TOP 54 - Differentiating Ventilator Associated Pulmonary Infection from Tracheal Bacterial Colonization in VLBW Newborns
Friday, April 24, 2026
5:30pm - 8:00pm ET
Publication Number: 1813.TOP 54
Claire Gallibois, MedStar Georgetown University Hospital, Washington, DC, United States; Raymond K.. Brown-Riley, Medstar Georgetown University Hospital, Washington, DC 20007, DC, United States; Kabir Abubakar, Georgetown University School of Medicine, Washington, DC, United States; Arash R.. Zandieh, Georgetown University School of Medicine, Washington, DC, United States; Jayashree Ramasethu, MedStar Georgetown University Hospital, Washington, DC, United States
Neonatology Fellow MedStar Georgetown University Hospital, United States
Background: Ventilator associated pulmonary infection (VAPI) is a hospital acquired lower airway infection in intubated patients associated with significant morbidity and mortality.
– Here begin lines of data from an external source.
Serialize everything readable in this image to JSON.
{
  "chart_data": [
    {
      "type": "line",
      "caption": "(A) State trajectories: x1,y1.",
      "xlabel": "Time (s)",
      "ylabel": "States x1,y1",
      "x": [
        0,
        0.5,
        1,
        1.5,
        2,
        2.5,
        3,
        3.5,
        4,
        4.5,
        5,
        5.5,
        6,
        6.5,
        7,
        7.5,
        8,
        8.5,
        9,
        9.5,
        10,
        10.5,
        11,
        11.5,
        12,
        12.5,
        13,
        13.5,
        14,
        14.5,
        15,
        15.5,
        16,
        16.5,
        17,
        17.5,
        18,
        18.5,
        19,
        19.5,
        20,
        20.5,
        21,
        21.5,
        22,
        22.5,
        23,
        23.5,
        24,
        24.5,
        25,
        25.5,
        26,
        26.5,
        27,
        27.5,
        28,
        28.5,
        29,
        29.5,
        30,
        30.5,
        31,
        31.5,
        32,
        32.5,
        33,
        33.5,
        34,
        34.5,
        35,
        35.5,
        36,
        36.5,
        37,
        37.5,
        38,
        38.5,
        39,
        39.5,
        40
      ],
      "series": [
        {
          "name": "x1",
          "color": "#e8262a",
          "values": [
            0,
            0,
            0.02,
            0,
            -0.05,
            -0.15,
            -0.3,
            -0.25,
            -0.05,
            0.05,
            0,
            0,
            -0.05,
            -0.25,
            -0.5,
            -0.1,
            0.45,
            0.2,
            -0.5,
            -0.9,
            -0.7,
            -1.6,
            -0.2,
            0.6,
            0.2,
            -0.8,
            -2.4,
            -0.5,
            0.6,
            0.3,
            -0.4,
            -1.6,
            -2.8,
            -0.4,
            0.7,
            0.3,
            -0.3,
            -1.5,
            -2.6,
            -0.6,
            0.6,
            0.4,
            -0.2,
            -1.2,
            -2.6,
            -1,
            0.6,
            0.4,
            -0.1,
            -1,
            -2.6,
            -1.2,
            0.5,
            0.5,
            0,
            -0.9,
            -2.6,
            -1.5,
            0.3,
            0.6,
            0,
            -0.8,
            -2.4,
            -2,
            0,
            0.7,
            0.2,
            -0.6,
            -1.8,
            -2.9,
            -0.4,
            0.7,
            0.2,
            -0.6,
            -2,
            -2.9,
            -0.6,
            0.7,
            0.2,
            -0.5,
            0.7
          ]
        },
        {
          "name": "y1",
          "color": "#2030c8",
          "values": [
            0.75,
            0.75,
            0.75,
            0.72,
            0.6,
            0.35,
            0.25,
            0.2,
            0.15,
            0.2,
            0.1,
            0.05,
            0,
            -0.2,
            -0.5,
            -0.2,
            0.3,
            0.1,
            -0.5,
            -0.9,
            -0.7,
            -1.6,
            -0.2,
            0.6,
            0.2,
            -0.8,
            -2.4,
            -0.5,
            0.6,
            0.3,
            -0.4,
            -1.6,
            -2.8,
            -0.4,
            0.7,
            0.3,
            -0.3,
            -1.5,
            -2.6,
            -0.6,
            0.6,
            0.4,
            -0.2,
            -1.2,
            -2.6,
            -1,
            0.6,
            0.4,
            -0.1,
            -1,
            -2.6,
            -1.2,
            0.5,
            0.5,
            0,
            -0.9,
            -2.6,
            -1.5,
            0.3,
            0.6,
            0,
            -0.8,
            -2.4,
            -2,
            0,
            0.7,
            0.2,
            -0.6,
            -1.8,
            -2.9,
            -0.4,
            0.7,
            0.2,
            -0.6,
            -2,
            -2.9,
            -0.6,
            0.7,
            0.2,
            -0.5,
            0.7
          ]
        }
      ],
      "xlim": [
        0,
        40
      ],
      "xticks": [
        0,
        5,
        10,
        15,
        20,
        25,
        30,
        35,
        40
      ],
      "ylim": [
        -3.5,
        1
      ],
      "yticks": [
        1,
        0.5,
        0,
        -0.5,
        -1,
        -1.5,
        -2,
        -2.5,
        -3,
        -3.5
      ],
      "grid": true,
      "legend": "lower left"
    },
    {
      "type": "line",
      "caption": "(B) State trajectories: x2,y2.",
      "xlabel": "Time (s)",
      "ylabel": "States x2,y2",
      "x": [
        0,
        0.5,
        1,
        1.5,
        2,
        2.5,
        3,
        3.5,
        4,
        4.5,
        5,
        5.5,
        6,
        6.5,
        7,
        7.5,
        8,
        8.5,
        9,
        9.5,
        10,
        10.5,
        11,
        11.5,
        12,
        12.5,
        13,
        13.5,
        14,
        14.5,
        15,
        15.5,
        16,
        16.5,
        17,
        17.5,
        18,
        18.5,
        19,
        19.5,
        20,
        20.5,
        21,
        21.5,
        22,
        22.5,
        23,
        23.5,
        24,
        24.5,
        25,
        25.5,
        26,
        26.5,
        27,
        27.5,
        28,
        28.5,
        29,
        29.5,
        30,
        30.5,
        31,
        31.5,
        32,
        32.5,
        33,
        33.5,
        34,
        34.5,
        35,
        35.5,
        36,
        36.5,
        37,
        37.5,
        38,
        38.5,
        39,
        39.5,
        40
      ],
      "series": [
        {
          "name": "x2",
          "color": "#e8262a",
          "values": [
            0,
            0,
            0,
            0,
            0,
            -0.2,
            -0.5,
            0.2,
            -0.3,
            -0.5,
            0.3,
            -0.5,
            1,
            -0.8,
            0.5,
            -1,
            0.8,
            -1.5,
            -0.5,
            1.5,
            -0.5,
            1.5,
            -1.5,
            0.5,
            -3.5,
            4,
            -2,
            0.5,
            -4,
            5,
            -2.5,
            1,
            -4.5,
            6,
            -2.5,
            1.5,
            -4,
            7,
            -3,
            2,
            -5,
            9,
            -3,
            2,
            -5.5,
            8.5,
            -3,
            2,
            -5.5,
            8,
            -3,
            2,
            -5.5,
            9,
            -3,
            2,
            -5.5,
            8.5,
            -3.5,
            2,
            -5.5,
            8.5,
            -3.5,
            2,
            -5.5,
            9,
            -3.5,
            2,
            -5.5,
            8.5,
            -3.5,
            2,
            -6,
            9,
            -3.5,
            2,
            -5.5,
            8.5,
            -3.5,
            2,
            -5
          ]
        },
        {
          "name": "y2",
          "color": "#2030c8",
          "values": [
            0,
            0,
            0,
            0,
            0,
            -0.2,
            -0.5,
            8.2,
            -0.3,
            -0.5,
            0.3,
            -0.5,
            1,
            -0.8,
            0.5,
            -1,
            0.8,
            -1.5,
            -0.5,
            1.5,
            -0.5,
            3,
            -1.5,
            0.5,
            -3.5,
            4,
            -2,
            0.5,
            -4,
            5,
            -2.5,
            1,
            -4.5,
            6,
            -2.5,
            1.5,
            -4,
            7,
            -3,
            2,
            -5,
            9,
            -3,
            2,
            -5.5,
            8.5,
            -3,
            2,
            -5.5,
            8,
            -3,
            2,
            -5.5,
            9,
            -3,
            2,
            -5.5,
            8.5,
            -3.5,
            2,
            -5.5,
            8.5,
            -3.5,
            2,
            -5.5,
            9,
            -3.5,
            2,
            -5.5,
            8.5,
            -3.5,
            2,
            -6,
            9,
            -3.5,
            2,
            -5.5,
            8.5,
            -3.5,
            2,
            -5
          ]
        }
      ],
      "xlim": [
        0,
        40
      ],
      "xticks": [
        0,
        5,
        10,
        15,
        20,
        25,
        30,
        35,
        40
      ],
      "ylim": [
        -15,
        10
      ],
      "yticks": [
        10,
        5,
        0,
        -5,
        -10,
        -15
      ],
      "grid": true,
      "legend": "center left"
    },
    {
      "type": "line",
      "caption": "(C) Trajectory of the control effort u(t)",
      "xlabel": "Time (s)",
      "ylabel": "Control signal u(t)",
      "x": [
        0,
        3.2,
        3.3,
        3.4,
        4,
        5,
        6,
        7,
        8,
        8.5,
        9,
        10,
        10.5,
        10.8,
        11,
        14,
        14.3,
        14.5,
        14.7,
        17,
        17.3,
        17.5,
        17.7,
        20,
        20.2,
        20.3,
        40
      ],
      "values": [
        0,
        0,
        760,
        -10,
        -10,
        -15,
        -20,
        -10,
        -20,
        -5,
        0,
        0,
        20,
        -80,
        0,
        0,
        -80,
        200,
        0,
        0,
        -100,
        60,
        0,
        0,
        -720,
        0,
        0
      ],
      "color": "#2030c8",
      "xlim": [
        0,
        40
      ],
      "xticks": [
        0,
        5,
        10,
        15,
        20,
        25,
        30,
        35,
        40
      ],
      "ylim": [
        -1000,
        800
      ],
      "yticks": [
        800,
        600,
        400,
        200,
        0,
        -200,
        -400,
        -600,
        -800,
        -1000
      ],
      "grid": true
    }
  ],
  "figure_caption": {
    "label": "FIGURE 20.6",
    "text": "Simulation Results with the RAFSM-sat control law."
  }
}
In neonatal intensive care units (NICUs), the wide range of 2.7 - 37.2 episodes of VAPI per 1000 ventilator days reveals the challenges in correctly diagnosing VAPI. The CDC National Healthcare Safety Network criteria for diagnosing VAPIs in infants < 1 year old are not suitable for very low birth weight (VLBW, ≤1500g) infants who are at highest risk and where evolving chronic lung disease may obfuscate diagnosis. Differentiating VAPI from tracheal bacterial colonization (TBC) is difficult and important for treatment decisions and antibiotic stewardship. Tracheal cultures are used more often than bronchoalveolar lavage for diagnosis in the NICU. Objective: To differentiate VAPI from TBC in VLBW infants by scoring several variables to determine the importance of each individually and in combination to arrive at a diagnosis. Design/Methods: This retrospective IRB approved chart review includes VLBW infants admitted to a level 4 NICU from 01/2018 to 12/2024 with tracheal cultures performed while on mechanical ventilation for at least 48 hours. Data included patient demographics, clinical signs, tracheal gram stain/cultures, quality/ quantity of tracheal aspirate, ventilator duration, changes in mean airway pressure (MAP), fraction of inspired oxygen (FiO2) 72 hours before and 3 to 7 days after tracheal cultures, respiratory/cardiac/infectious comorbidities, complete blood counts, treatment and outcomes. Xrays prior to, on day of tracheal culture (± 1 day) and 2- 5 days after tracheal culture were selected by a neonatologist (JR), and are being reviewed and graded using a validated grading system by a pediatric radiologist (AZ) and a neonatologist (KA) - all three are blinded to the results of the tracheal culture. These variables are being scored and weighted to determine VAPI diagnosis versus TBC. Data analysis including correlation analysis and multinominal logistic regression will be completed by January.
Preliminary
Results: Table 1 shows preliminary data on 47 VLBW patients with tracheal cultures. Twenty-five (57%) of infants with a positive culture had 10% or more increase in FiO2 in the 72hrs pre -culture, and but this improved in 25 (53%) of infants by 7 days post culture. Ventilator MAPs increased by 2 mm Hg or more in 22 (47%) infants prior to the culture and this improved in 18 (38%) of infants 7 days post -culture.